Egípcio, Persa, Grego, Cretense, Fenício, Chinês, Romano, Inca e Asteca. Os maiores impérios que o mundo antigo produziu, civilizações separadas por oceanos, milênios, desertos, religiões e culturas, mas que possuem uma coisa fundamental em comum: sistemas de correios — sim, correios. Funcionários públicos romanos viajam por milhares de quilômetros de estrada, com postos para hospedagem e troca de cavalo, carregando decretos e notícias de todo o Império, tecnologia fundamental que permitiu a administração da maior civilização da história ocidental. Avance alguns milhares de anos e Samuel Morse inventa o telégrafo. Parece diferente, mas a ideia é a mesma — o nome completo do nosso Correios é Empresa Brasileira de Correios e Telégrafos. Depois vieram as grandes empresas de broadcasting (ABC, BBC, NBC, CBS, CBC). Se você já se perguntou por que quase toda empresa de televisão e noticia tem um B no nome, é de Broadcast.

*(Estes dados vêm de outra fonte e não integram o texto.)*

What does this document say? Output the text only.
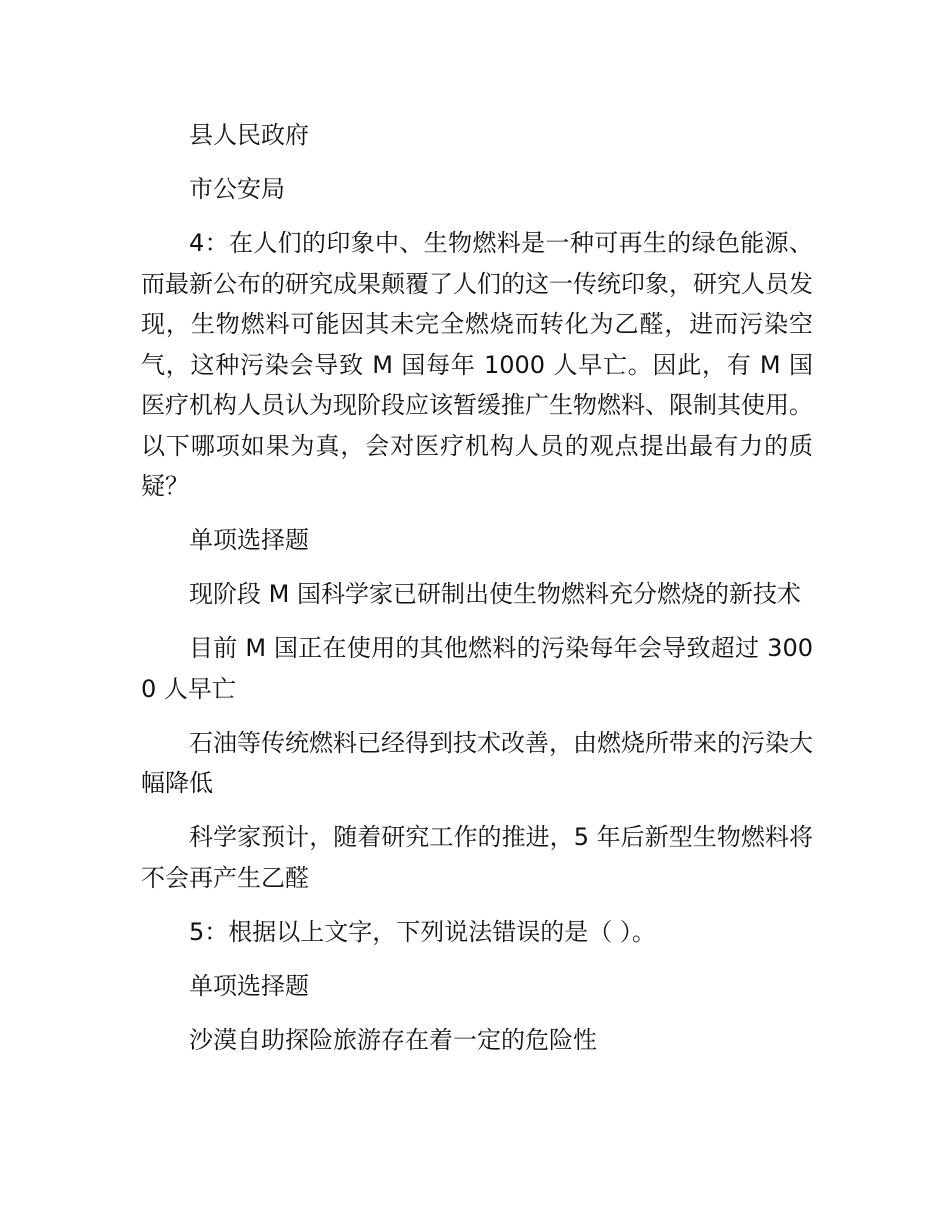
县人民政府

市公安局

4：在人们的印象中、生物燃料是一种可再生的绿色能源、而最新公布的研究成果颠覆了人们的这一传统印象，研究人员发现，生物燃料可能因其未完全燃烧而转化为乙醛，进而污染空气，这种污染会导致 M 国每年 1000 人早亡。因此，有 M 国医疗机构人员认为现阶段应该暂缓推广生物燃料、限制其使用。以下哪项如果为真，会对医疗机构人员的观点提出最有力的质疑？

单项选择题

现阶段 M 国科学家已研制出使生物燃料充分燃烧的新技术

目前 M 国正在使用的其他燃料的污染每年会导致超过 3000 人早亡

石油等传统燃料已经得到技术改善，由燃烧所带来的污染大幅降低

科学家预计，随着研究工作的推进，5 年后新型生物燃料将不会再产生乙醛

5：根据以上文字，下列说法错误的是（ ）。

单项选择题

沙漠自助探险旅游存在着一定的危险性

Pode parecer que essas são apenas informações aleatórias em sequência, mas há um motivo. Tanto os grandes impérios de comunicação quanto correios dos impérios antigos se sustentam com a mesma área de tecnologia, que moldou de forma profunda as sociedades: as tecnologias de telecomunicação. Mas hoje vivemos num novo mundo: esqueça a velocidade dos cavalos descansados ou dos sinais elétricos de telégrafo, esqueça a capacidade de se conectar com vários indivíduos (o broad de broadcast); a tecnologia mais uma vez virou o mundo de cabeça pra baixo e a internet trouxe as mídias sociais.

Essa capacidade de conectar todos o tempo todo e instantaneamente produziu novas dinâmicas sociais associadas a novas possibilidades e desafios. Que tal então entender um pouco mais sobre como ela funciona e suas consequências?

Foto: Tracy Le Blanc/Pexels

A primeira parte equação é clara: tudo que você faz nas redes é armazenado — informação útil ou não, qualquer site e joguinho de celular simples pede permissão para um milhão de coisas que não têm nada a ver com sua função, e o objetivo é um só: produzir e depois vender o máximo possível de dados. Há, graças a esse sistema, histórias assustadoras, como redes de mercados descobrindo a gravidez de uma adolescente antes mesmos de seus pais, ou positivas, como cruzar a quantidade de pesquisas de determinados sintomas para prever e acompanhar surtos de gripe ao redor do mundo. Mas nenhum jogo genérico ou site suspeito chega perto da qualidade, quantidade e diversidades de dados que as grandes mídias sociais produzem. Empresas como a Meta (antigo Facebook), o Google e outras, tornaram-se algumas das maiores empresas do mundo extraindo informação de seus dados e vendendo em diferentes formas, principalmente publicidade.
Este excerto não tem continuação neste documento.